In 2018, this blog called Amythyst Kiah “a force of nature and then some.” She’s a double threat on both blues guitar and oldtime banjo, and a powerful singer with a defiant populist streak and a deep historical awareness. This year she’s one of the few highlights of what has been the worst-ever series of Lincoln Center Out of Doors concerts, with a gig out back of the complex in Damrosch Park tomorrow night, July 30 at around six. Pensive Turkish chanteuse Aynur opens the night at 5 PM; thunderous Ukrainian folk-punk stompers Dakhabrakha headline. Seats are first-come, first-served.

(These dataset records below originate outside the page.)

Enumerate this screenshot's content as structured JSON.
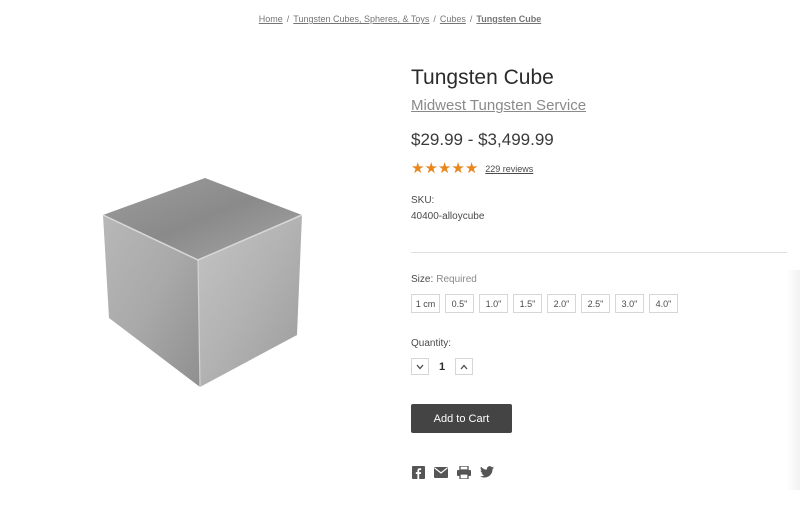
{
  "breadcrumb": {
    "items": [
      {
        "label": "Home"
      },
      {
        "label": "Tungsten Cubes, Spheres, & Toys"
      },
      {
        "label": "Cubes"
      }
    ],
    "separator": "/",
    "current": "Tungsten Cube"
  },
  "product": {
    "title": "Tungsten Cube",
    "brand": "Midwest Tungsten Service",
    "price": "$29.99 - $3,499.99",
    "rating": 5,
    "star_color": "#e8871e",
    "reviews_label": "229 reviews",
    "sku_label": "SKU:",
    "sku_value": "40400-alloycube",
    "image_icon": "tungsten-cube-image"
  },
  "size": {
    "label": "Size:",
    "required": "Required",
    "options": [
      {
        "label": "1 cm"
      },
      {
        "label": "0.5\""
      },
      {
        "label": "1.0\""
      },
      {
        "label": "1.5\""
      },
      {
        "label": "2.0\""
      },
      {
        "label": "2.5\""
      },
      {
        "label": "3.0\""
      },
      {
        "label": "4.0\""
      }
    ]
  },
  "quantity": {
    "label": "Quantity:",
    "value": "1",
    "decrement_icon": "chevron-down-icon",
    "increment_icon": "chevron-up-icon"
  },
  "cart": {
    "button_label": "Add to Cart",
    "button_color": "#444444"
  },
  "share": {
    "icons": [
      "facebook-icon",
      "email-icon",
      "print-icon",
      "twitter-icon"
    ]
  }
}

Kiah’s album Wary & Strange came out last year and is streaming at Bandcamp. Those who haven’t seen her live should be aware that she’s infinitely more raw and uncompromising onstage. These songs are good, but, clearly, she’s still figuring out how they translate in the studio. It would be great to hear her flex on the frets the way she can, and nix the techy glitches the next time out.
One of the most memorable songs is Black Myself, a roaring, multitracked blues tune where she turns a litany of racial assumptions upside down. Hangover Blues has a funny wah guitar track mimicking a blues harp. Kiah nicks a famous Dylan riff for Firewater, a reflection on exorcising psychological ghosts. Then she springboards off an iconic Rev. Gary Davis tune for Tender Organs, a vehicle for her purist, incisively edgy oldschool soul guitar work.
In Ballad of Lost, Kiah reaffirms that she’s just as much at home with a wistful country waltz. One suspects that she really kicks out the jams in concert with the rock tune and the smoldering soul ballad afterward, but trying to make hip-hop out of them is a mindfuck.
There’s plenty more of Kiah online. Ludicrous as the idea of covering Joy Division’s Love Will Tear Us Apart may be, Kiah reinvents it by changing the chords and making a slow, simmering, vampy southern soul song out of it. And it’s actually not bad! It’s up at her homepage right now.